The first session helps determine which area of the skull the stimulation is applied to (for example, in the case of treating depression, the area to be stimulated would be the dorsolateral prefrontal cortex (DLPFC)), as well as the motor threshold of the stimulus. intensity, which is different for each person and will vary depending on the progress of treatment.
The duration ranges from twenty-five to thirty sessions, about ten minutes for depression and twenty for obsessive-compulsive disorder. Although accelerated protocols have recently been developed to concentrate the greatest number of sessions into a few days, it is very difficult to see improvement in such a short time.
In its most severe forms, obsessive-compulsive disorder is an anxiety disorder that can seriously interfere with the sufferer’s daily activities.
Treatment-resistant depression (TRD) or treatment-resistant depression is a term used in clinical psychiatry to describe cases of major depressive disorder (MDD) that have not responded adequately to two antidepressants given at appropriate doses and durations.

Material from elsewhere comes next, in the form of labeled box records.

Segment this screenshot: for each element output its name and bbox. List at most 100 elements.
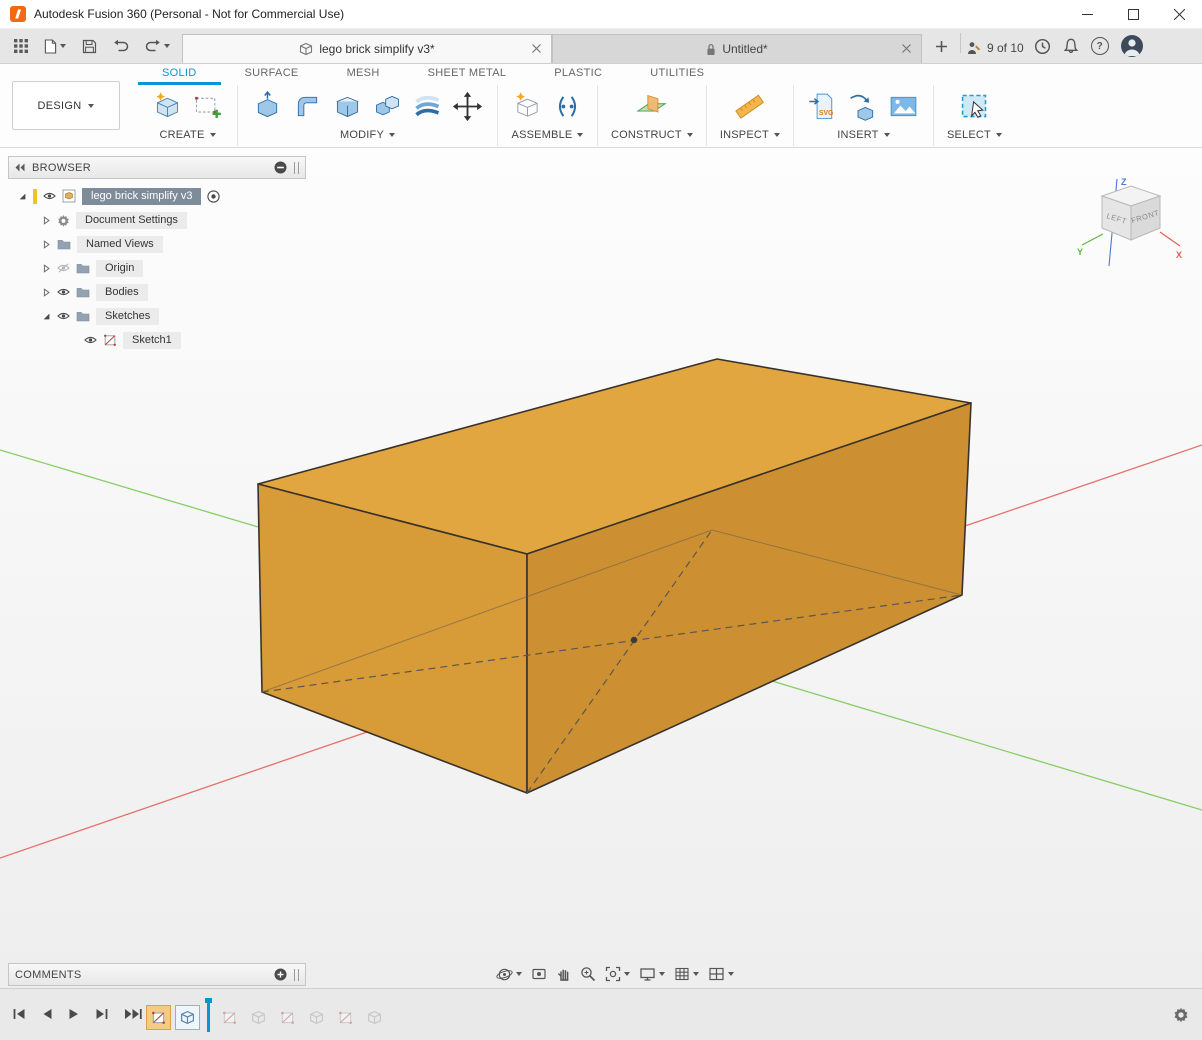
- history-clock-icon[interactable]: [1034, 38, 1051, 55]
- skip-to-start-button[interactable]: [10, 1006, 28, 1022]
- play-button[interactable]: [66, 1006, 82, 1022]
- collapse-panel-icon[interactable]: [15, 163, 25, 172]
- fillet-icon[interactable]: [291, 90, 324, 123]
- grid-snap-button[interactable]: [674, 966, 699, 982]
- help-icon[interactable]: ?: [1091, 37, 1109, 55]
- brick-body[interactable]: [258, 359, 971, 793]
- notifications-bell-icon[interactable]: [1063, 38, 1079, 54]
- document-tab-inactive[interactable]: Untitled*: [552, 34, 922, 63]
- step-back-button[interactable]: [39, 1006, 55, 1022]
- tree-item-bodies[interactable]: Bodies: [8, 280, 306, 304]
- group-construct-button[interactable]: CONSTRUCT: [611, 129, 693, 141]
- close-tab-icon[interactable]: [530, 42, 543, 55]
- combine-icon[interactable]: [371, 90, 404, 123]
- tree-item-document-settings[interactable]: Document Settings: [8, 208, 306, 232]
- group-modify-button[interactable]: MODIFY: [340, 129, 395, 141]
- viewports-button[interactable]: [708, 966, 734, 982]
- expander-icon[interactable]: [42, 240, 51, 249]
- visibility-eye-off-icon[interactable]: [57, 263, 70, 273]
- save-button[interactable]: [76, 35, 103, 58]
- panel-display-icon[interactable]: [274, 161, 287, 174]
- insert-svg-icon[interactable]: SVG: [807, 90, 840, 123]
- insert-image-icon[interactable]: [887, 90, 920, 123]
- fit-button[interactable]: [605, 966, 630, 982]
- expander-icon[interactable]: [42, 312, 51, 321]
- undo-button[interactable]: [107, 35, 135, 57]
- pan-button[interactable]: [556, 966, 571, 982]
- timeline-position-marker[interactable]: [207, 1002, 210, 1032]
- group-select-button[interactable]: SELECT: [947, 129, 1002, 141]
- document-tab-active[interactable]: lego brick simplify v3*: [182, 34, 552, 63]
- close-tab-icon[interactable]: [900, 42, 913, 55]
- workspace-selector[interactable]: DESIGN: [12, 81, 120, 130]
- skip-to-end-button[interactable]: [122, 1006, 145, 1022]
- create-sketch-icon[interactable]: [191, 90, 224, 123]
- comments-header[interactable]: COMMENTS: [8, 963, 306, 986]
- new-component-icon[interactable]: [511, 90, 544, 123]
- zoom-button[interactable]: [580, 966, 596, 982]
- app-grid-icon[interactable]: [8, 35, 34, 57]
- add-comment-icon[interactable]: [274, 968, 287, 981]
- close-button[interactable]: [1156, 0, 1202, 28]
- active-component-radio-icon[interactable]: [207, 190, 220, 203]
- display-settings-button[interactable]: [639, 966, 665, 982]
- orbit-button[interactable]: [496, 966, 522, 983]
- measure-icon[interactable]: [733, 90, 766, 123]
- tree-item-label[interactable]: lego brick simplify v3: [82, 188, 201, 205]
- group-assemble-button[interactable]: ASSEMBLE: [512, 129, 584, 141]
- timeline-feature-sketch[interactable]: [146, 1005, 171, 1030]
- tree-item-origin[interactable]: Origin: [8, 256, 306, 280]
- timeline-feature-extrude[interactable]: [175, 1005, 200, 1030]
- maximize-button[interactable]: [1110, 0, 1156, 28]
- timeline-feature-suppressed[interactable]: [304, 1005, 329, 1030]
- look-at-button[interactable]: [531, 966, 547, 982]
- tab-utilities[interactable]: UTILITIES: [626, 67, 728, 85]
- browser-header[interactable]: BROWSER: [8, 156, 306, 179]
- tab-plastic[interactable]: PLASTIC: [530, 67, 626, 85]
- group-inspect-button[interactable]: INSPECT: [720, 129, 780, 141]
- sketch-center-point[interactable]: [631, 637, 637, 643]
- visibility-eye-icon[interactable]: [84, 335, 97, 345]
- offset-faces-icon[interactable]: [411, 90, 444, 123]
- timeline-settings-gear-icon[interactable]: [1172, 1006, 1190, 1024]
- select-icon[interactable]: [958, 90, 991, 123]
- joint-icon[interactable]: [551, 90, 584, 123]
- tree-item-label[interactable]: Sketches: [96, 308, 159, 325]
- visibility-eye-icon[interactable]: [57, 287, 70, 297]
- group-insert-button[interactable]: INSERT: [837, 129, 889, 141]
- shell-icon[interactable]: [331, 90, 364, 123]
- visibility-eye-icon[interactable]: [43, 191, 56, 201]
- tree-item-label[interactable]: Document Settings: [76, 212, 187, 229]
- insert-derive-icon[interactable]: [847, 90, 880, 123]
- tree-item-root[interactable]: lego brick simplify v3: [8, 184, 306, 208]
- step-forward-button[interactable]: [93, 1006, 111, 1022]
- timeline-feature-suppressed[interactable]: [217, 1005, 242, 1030]
- job-status[interactable]: 9 of 10: [967, 41, 1024, 55]
- view-cube[interactable]: Z Y X LEFT FRONT: [1076, 174, 1186, 270]
- minimize-button[interactable]: [1064, 0, 1110, 28]
- expander-icon[interactable]: [42, 288, 51, 297]
- timeline-feature-suppressed[interactable]: [333, 1005, 358, 1030]
- tree-item-label[interactable]: Sketch1: [123, 332, 181, 349]
- panel-drag-handle[interactable]: [294, 162, 299, 174]
- expander-icon[interactable]: [18, 192, 27, 201]
- tree-item-label[interactable]: Bodies: [96, 284, 148, 301]
- user-avatar[interactable]: [1121, 35, 1143, 57]
- tab-solid[interactable]: SOLID: [138, 67, 221, 85]
- tree-item-label[interactable]: Named Views: [77, 236, 163, 253]
- file-menu-button[interactable]: [38, 35, 72, 58]
- move-copy-icon[interactable]: [451, 90, 484, 123]
- tree-item-named-views[interactable]: Named Views: [8, 232, 306, 256]
- timeline-feature-suppressed[interactable]: [275, 1005, 300, 1030]
- timeline-feature-suppressed[interactable]: [246, 1005, 271, 1030]
- construction-plane-icon[interactable]: [635, 90, 668, 123]
- tab-mesh[interactable]: MESH: [323, 67, 404, 85]
- timeline-feature-suppressed[interactable]: [362, 1005, 387, 1030]
- new-tab-button[interactable]: [928, 33, 954, 59]
- redo-button[interactable]: [139, 35, 176, 57]
- group-create-button[interactable]: CREATE: [159, 129, 215, 141]
- panel-drag-handle[interactable]: [294, 969, 299, 981]
- expander-icon[interactable]: [42, 264, 51, 273]
- tree-item-sketch1[interactable]: Sketch1: [8, 328, 306, 352]
- viewcube-cube[interactable]: LEFT FRONT: [1102, 186, 1160, 240]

The new service was launched on November 6, together with the initial training of the Psychiatry and Mental Health Service of the Mancha Center by the head of the Neurophysiology Service of the Gregorio Marañón University Hospital, Julio Ignacio Prieto Montalvo, which consisted of a theoretical and practical session on the launch of the new equipment for transcranial magnetic stimulation.
This is another step in the treatment of treatment-resistant depression, a problem that can affect 30 percent of patients with major depressive disorder, with an annual incidence of 0.93/1000 people, meaning it will be present in almost one in a thousand people. . Treatment-resistant depression is associated with poorer quality of life, greater comorbidity, social and occupational disability, and poorer therapeutic outcomes.
For his part, the Managing Director of the Authority, Dr. Lucas Salcedo, said that the Authority’s goal in the short and medium term is to continue to expand therapeutic tools for the treatment of serious mental disorders through new psychotropic drugs and other physical therapies. , on a path of continuous innovation to improve and improve the quality of care processes. In addition, this expansion of the service portfolio will also be useful in the research area.